Another significant problem seems to be the lack of cooperation between desktops to define standard interfaces to doing thigs. It's like every projects wants to create their own universe, while excluding or ignoring others.


I'm irritated by UI inconsistency also. This is an issue we'll need to address in the future.

l0b0
2004-07-21 04:23:49
The XForms alternative
Perhaps what is needed is something like XForms, where the user agent (in the OS' case, window manager) determines how to display abstract UI contents.
Take the standard menus for example: These can be coded as a hierarchical structure, some (like bookmarks folders) referring to external sources, others specifying things like a _preferred_ keyboard shortcut (which should be overridden by the OS if already used), text label, icon, target, etc..
I'm not pushing for XForms here, just the idea that the application should specify as little as possible how it should be displayed, and leave the rest to the OS / window manager.
shogun70
2004-07-21 05:13:59
separation of powers...
Hmmm.... sounds like you are suggesting the separation of the engine from the interface, content from presentation, church from state (oops, I meant state from church).


Isn't there already lots of research and development in this area? By a few different software and standards organizations?


cheers,
SDH

jonobacon
2004-07-22 01:46:01
The lack of abstraction and cooperation
(I blogged about this at http://www.jonobacon.org/viewcomments.php?id=368)


Some good feedback on The path to unified interaction has come through, and I was interested to read the comments when it was linked at OSNews. Although I was pretty much expecting this to turn into a KDE vs GNOME flamewar, some people did get the spirit of my article and discussed it where they could.


One of the comments posted was by modalaci and cited two core barriers that we need to overcome in creating a system such as this:


  • The lack of abstraction: Every desktop has its own more or less well defined standards on how things should work. Yes, I'm talking about policy. As I see this issue, most developers think in terms of policy, instead of mechanisms.
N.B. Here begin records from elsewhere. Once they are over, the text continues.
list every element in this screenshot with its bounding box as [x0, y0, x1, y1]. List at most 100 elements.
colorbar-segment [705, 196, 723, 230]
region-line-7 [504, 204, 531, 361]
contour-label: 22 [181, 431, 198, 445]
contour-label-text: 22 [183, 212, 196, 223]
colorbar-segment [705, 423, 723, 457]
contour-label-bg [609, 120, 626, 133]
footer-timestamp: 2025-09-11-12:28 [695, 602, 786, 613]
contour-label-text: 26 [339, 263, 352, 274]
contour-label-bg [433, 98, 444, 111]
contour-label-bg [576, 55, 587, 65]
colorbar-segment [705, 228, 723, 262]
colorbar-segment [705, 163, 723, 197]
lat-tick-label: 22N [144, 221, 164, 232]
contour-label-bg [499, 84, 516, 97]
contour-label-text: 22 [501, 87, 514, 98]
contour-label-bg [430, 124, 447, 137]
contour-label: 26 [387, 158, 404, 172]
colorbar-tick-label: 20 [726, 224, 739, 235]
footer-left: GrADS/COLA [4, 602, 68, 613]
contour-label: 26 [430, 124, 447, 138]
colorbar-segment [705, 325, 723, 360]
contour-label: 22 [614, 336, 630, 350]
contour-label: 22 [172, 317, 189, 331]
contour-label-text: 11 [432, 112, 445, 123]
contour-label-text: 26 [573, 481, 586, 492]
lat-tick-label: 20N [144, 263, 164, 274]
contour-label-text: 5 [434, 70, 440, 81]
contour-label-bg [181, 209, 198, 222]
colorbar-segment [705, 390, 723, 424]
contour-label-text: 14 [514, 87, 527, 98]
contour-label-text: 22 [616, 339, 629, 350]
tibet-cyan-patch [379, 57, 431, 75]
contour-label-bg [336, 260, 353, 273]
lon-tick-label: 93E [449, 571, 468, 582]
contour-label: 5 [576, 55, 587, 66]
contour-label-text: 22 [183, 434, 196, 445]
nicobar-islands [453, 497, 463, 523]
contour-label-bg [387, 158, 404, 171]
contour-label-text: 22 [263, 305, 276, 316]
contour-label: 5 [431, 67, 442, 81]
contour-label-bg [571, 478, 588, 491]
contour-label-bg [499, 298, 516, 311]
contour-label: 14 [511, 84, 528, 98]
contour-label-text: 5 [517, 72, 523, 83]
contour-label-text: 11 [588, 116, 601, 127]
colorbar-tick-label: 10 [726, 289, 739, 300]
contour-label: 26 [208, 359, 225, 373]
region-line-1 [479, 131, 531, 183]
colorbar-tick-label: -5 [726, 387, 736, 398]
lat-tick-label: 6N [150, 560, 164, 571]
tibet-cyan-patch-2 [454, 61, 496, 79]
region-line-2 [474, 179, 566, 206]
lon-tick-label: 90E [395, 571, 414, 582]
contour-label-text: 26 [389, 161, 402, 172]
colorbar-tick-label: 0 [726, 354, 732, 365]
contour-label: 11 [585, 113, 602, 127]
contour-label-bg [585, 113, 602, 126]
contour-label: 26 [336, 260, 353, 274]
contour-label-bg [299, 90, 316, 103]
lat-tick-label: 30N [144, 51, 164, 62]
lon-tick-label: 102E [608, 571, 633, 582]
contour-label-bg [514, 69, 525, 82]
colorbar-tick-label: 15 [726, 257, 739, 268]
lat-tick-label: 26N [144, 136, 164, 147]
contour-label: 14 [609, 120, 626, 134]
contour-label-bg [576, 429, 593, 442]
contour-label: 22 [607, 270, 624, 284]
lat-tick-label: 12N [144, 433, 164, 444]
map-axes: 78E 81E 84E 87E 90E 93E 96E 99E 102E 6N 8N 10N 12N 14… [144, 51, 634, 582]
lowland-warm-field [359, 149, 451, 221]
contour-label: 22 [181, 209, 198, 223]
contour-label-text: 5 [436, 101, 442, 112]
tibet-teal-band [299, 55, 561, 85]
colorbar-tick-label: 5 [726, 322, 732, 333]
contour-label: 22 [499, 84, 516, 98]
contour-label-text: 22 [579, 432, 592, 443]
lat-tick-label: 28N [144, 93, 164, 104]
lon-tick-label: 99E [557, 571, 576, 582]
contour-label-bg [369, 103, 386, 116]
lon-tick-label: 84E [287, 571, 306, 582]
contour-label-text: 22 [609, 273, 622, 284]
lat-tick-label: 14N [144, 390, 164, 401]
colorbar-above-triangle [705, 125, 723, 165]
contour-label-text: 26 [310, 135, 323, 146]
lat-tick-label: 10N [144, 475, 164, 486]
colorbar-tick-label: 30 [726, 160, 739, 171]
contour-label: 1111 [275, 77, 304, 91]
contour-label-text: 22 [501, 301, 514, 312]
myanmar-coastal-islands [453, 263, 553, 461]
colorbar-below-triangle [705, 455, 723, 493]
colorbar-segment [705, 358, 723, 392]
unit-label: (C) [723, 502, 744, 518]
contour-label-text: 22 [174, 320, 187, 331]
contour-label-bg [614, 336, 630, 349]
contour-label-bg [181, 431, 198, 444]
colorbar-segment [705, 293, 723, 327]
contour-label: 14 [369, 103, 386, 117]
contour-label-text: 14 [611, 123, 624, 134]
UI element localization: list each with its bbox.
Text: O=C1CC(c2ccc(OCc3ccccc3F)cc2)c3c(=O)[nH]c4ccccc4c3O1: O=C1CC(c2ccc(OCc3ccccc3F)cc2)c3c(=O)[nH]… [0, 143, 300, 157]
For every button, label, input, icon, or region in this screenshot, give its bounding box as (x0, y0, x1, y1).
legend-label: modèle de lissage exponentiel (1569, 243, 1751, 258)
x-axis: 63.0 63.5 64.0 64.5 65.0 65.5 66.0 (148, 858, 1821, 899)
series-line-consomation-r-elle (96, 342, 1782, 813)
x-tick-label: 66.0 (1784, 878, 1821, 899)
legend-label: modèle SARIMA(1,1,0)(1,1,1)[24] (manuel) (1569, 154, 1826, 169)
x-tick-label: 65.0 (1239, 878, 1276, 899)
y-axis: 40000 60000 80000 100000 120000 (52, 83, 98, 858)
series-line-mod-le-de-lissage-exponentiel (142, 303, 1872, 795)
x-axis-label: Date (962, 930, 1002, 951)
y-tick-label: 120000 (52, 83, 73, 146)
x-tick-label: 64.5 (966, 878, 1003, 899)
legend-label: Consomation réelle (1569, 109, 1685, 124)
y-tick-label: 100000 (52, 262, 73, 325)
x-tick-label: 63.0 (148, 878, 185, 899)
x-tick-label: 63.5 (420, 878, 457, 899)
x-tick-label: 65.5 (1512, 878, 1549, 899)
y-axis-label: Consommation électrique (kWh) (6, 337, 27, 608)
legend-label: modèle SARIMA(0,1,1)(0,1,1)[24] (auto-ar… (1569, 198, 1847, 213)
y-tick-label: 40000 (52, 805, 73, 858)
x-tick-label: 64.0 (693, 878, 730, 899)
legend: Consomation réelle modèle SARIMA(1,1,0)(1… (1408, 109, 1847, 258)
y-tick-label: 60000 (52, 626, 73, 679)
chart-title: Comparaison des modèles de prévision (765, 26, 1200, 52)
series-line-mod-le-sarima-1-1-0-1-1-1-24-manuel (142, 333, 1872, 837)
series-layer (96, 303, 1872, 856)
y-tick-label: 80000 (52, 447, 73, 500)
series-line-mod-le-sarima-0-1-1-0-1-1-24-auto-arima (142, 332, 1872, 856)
  • Another significant problem seems to be the lack of cooperation between desktops to define standard interfaces to doing thigs. It's like every projects wants to create their own universe, while excluding or ignoring others.

I agree here. Policy and co-operation are key problems that need to be focused on, but I am confident that there are real and technically viable methods in which these issues can be overcome.


If we are looking at a technical solution to this problem, we have two core options to allow this kind of integration between the toolkits:


  • Standardise of middleware. To do this you will need to manage the drawing engine, configuration management, resource management (such as dialog boxes and icons) and other common entities. Graphical environments will need to rely on this middleware to be compliant.

  • Build software bridges. Another option is to build a middleware bridge that maps from one system to another. An example of this would be mapping the configuration from the GNOME configuration store to the KDE configuration store. This method strikes me as error prone and would still rely on API stability on both sides of the bridge

This is an area where freedesktop.org have the chance to play a critical role. If some form of middleware technology is developed to manage these abstracted layers, there is no excuse why the different desktops should not use them. With all honesty though, I can certainly foresee that they will not use them. If there is one thing that annoys me about the free software world, it is that people preach endlessly about not re-inventing the wheel, and then they go and develop yet another framework. Why do we have so much duplication? KParts and Bonobo, DCOP and dbus, GNOME panel and Kicker, aRts and ESD - framework after framework after framework. The only people that care about this are developers, not users. I am all for choice and competition, but we do need at least a modicum of co-operation, and I don't just mean drag and drop.


I think these problems are critical to the adoption of Linux. I would be interested to hear more thoughts on the subject and less KDE vs GNOME bitching.